RE: Semantic Web pneumonia and the Linked Data flu (was: Can we lower the LD entry cost please (part 1)?) from Georgi Kobilarov on 2009-02-09 (public-lod@w3.org from February 2009)

From: Georgi Kobilarov <georgi.kobilarov@gmx.de>
Date: Mon, 9 Feb 2009 15:13:22 +0100
To: "Juan Sequeda" <juanfederico@gmail.com>, "Hugh Glaser" <hg@ecs.soton.ac.uk>
Cc: "Yves Raimond" <yves.raimond@gmail.com>, <public-lod@w3.org>
Message-ID: <180C011CD4FF654AB4B73A9A5AD7472C0A4F7B@aristoteles.zuhause.lan>

Wait a second. Publishing Linked Data from relational databases? 

D2R-Server, Virtuoso Relational Mappings? Juan, you should be familiar
with that stuff...

 

Easy linking of data? Not quite solved yet. But wait for the Linked Data
Workshop at WWW2009...

 

Georgi

 

--

Georgi Kobilarov

Freie Universität Berlin

www.georgikobilarov.com

 

From: public-lod-request@w3.org [mailto:public-lod-request@w3.org] On
Behalf Of Juan Sequeda
Sent: Monday, February 09, 2009 3:02 PM
To: Hugh Glaser
Cc: Yves Raimond; public-lod@w3.org
Subject: Re: Semantic Web pneumonia and the Linked Data flu (was: Can we
lower the LD entry cost please (part 1)?)

 

This is a point I have always brought up... it is hard! It is hard to
produce LD and hard to consume LD. No sane person will want to do
maintain this. Yves just explained everything he goes through and it is
wayyy to much! The majority of the data on the web is stored in rdbms.
Therefore, IMO, it is crucial to develop automatic ways of creating RDF
from relational data and linking it automatically. If this is not going
to happen, the whole web that runs on rdbms, will not have an incentive
to create LD. This is my futuristic position.
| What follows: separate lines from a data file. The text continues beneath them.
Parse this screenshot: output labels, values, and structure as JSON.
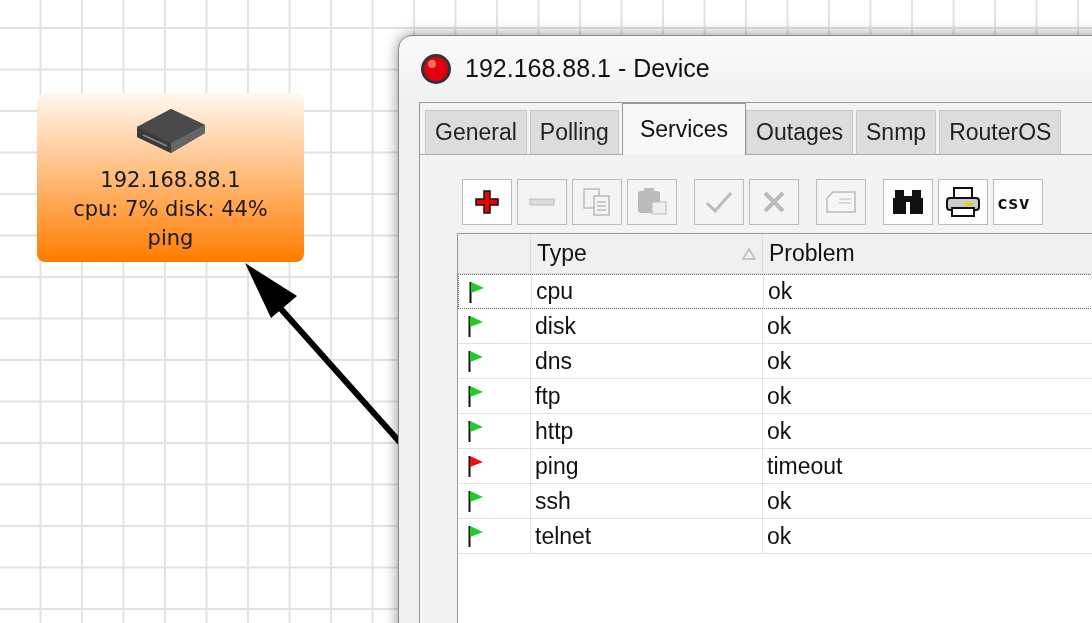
{
  "node": {
    "title": "192.168.88.1",
    "stats": "cpu: 7% disk: 44%",
    "problem": "ping"
  },
  "window": {
    "title": "192.168.88.1 - Device"
  },
  "tabs": [
    {
      "label": "General",
      "selected": false
    },
    {
      "label": "Polling",
      "selected": false
    },
    {
      "label": "Services",
      "selected": true
    },
    {
      "label": "Outages",
      "selected": false
    },
    {
      "label": "Snmp",
      "selected": false
    },
    {
      "label": "RouterOS",
      "selected": false
    }
  ],
  "toolbar": [
    {
      "kind": "add",
      "disabled": false
    },
    {
      "kind": "remove",
      "disabled": true
    },
    {
      "kind": "copy",
      "disabled": true
    },
    {
      "kind": "paste",
      "disabled": true
    },
    {
      "kind": "enable",
      "disabled": true
    },
    {
      "kind": "disable",
      "disabled": true
    },
    {
      "kind": "comment",
      "disabled": true
    },
    {
      "kind": "find",
      "disabled": false
    },
    {
      "kind": "print",
      "disabled": false
    },
    {
      "kind": "csv",
      "label": "csv",
      "disabled": false
    }
  ],
  "table": {
    "columns": [
      {
        "label": "Type",
        "sorted": true
      },
      {
        "label": "Problem",
        "sorted": false
      }
    ],
    "rows": [
      {
        "type": "cpu",
        "problem": "ok",
        "color": "#22cc22",
        "selected": true
      },
      {
        "type": "disk",
        "problem": "ok",
        "color": "#22cc22",
        "selected": false
      },
      {
        "type": "dns",
        "problem": "ok",
        "color": "#22cc22",
        "selected": false
      },
      {
        "type": "ftp",
        "problem": "ok",
        "color": "#22cc22",
        "selected": false
      },
      {
        "type": "http",
        "problem": "ok",
        "color": "#22cc22",
        "selected": false
      },
      {
        "type": "ping",
        "problem": "timeout",
        "color": "#ee1111",
        "selected": false
      },
      {
        "type": "ssh",
        "problem": "ok",
        "color": "#22cc22",
        "selected": false
      },
      {
        "type": "telnet",
        "problem": "ok",
        "color": "#22cc22",
        "selected": false
      }
    ]
  }
}
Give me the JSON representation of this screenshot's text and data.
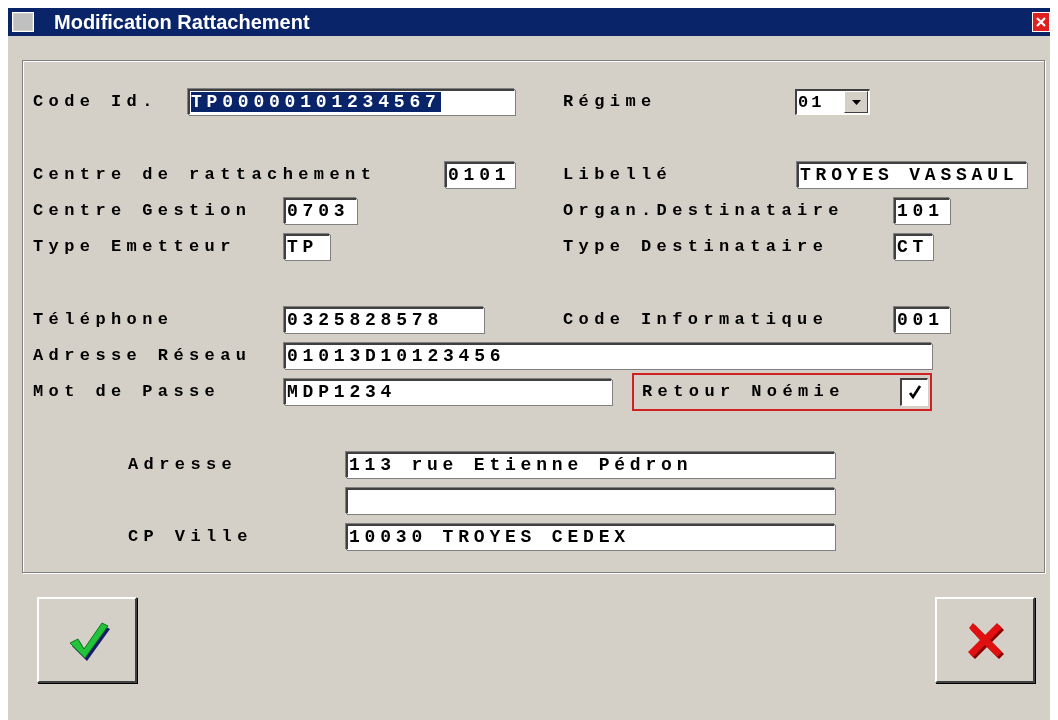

Juan Sequeda, Ph.D Student
Dept. of Computer Sciences
The University of Texas at Austin
www.juansequeda.com
www.semanticwebaustin.org



On Mon, Feb 9, 2009 at 5:45 AM, Hugh Glaser <hg@ecs.soton.ac.uk> wrote:


YES!
Now I don't have to spend my time writing Part 2.
(You did notice the (part 1) in the subject line?)
I was wondering of anyone would ask me what was part 2.
Well, this was it.
Pretty exactly, and very nicely put.
Many thanks.

Despite what I have said about providing a search facility, I think we
need to ensure it is easy to join the LD, and make medium-size-ish (or
any) dataset publishers welcome, whatever the perceived paucity of
missing facilities or components.
Maybe I am thinking two opposite things at the same time? I hope not.


On 09/02/2009 10:40, "Yves Raimond" <yves.raimond@gmail.com> wrote:



Hello!

Just to jump on the last thread, something has been bugging me lately.
Please don't take the following as a rant against technologies such as
voiD, Semantic Sitemaps, etc., these are extremely useful piece of
technologies - my rant is more about the order of our priorities, and
about the growing cost (and I insist on the word "growing") of
publishing linked data.

There's a lot of things the community asks linked data publisher to do
(semantic sitemaps, stats on the dataset homepages, example sparql
queries, void description, and now search function), and I really tend
to think this makes linked data publishing cost much, much more
costly. Richard just mentioned that it should just take 5 minutes to
write such a search function, but 5 minutes + 5 minutes + 5 minutes +
... takes a long time. Maintaining a linked dataset is already *lots*
of work: server maintenance, dataset maintenance, minting of new
links, keeping up-to-date with the data sources, it *really* takes a
lot of time to do properly.
Honestly, I begin to be quite frustrated, as a publisher of about 10
medium-size-ish datasets. I really have the feeling the work I
invested in them is never enough, every time there seems to be
something missing to make all these datasets a "real" part of the
linked data cloud.

Now for the most tedious part of my rant :-) Most of the datasets
published in the linked data world atm are using open source
technologies (easy enough to send a patch over to the data publisher).
Some of them provide SPARQL end points. What's missing for the
advocate of new technologies or requirements to fulfill their goal
themselves? After all, that's what we all did with this project since
the beginning! If someone really wants a smallish search engine on top
of some dataset, wrapping a SPARQL query, or a call to the web service
that the dataset wraps should be enough. I don't see how the data
publisher is required for achieving that aim. The same thing holds for
voiD and other technologies. Detailed statistics are available on most
dataset homepages, which (I think) provides enough data to write a
good enough voiD description.

To sum up, I am just increasingly concerned that we are building
requirements on top of requirements for the sake of lowering a  "LD
entry cost", whereas I have the feeling that this cost is really
higher and higher... And all that doesn't make the data more linked
:-)

Cheers!
y

Received on Monday, 9 February 2009 14:14:06 UTC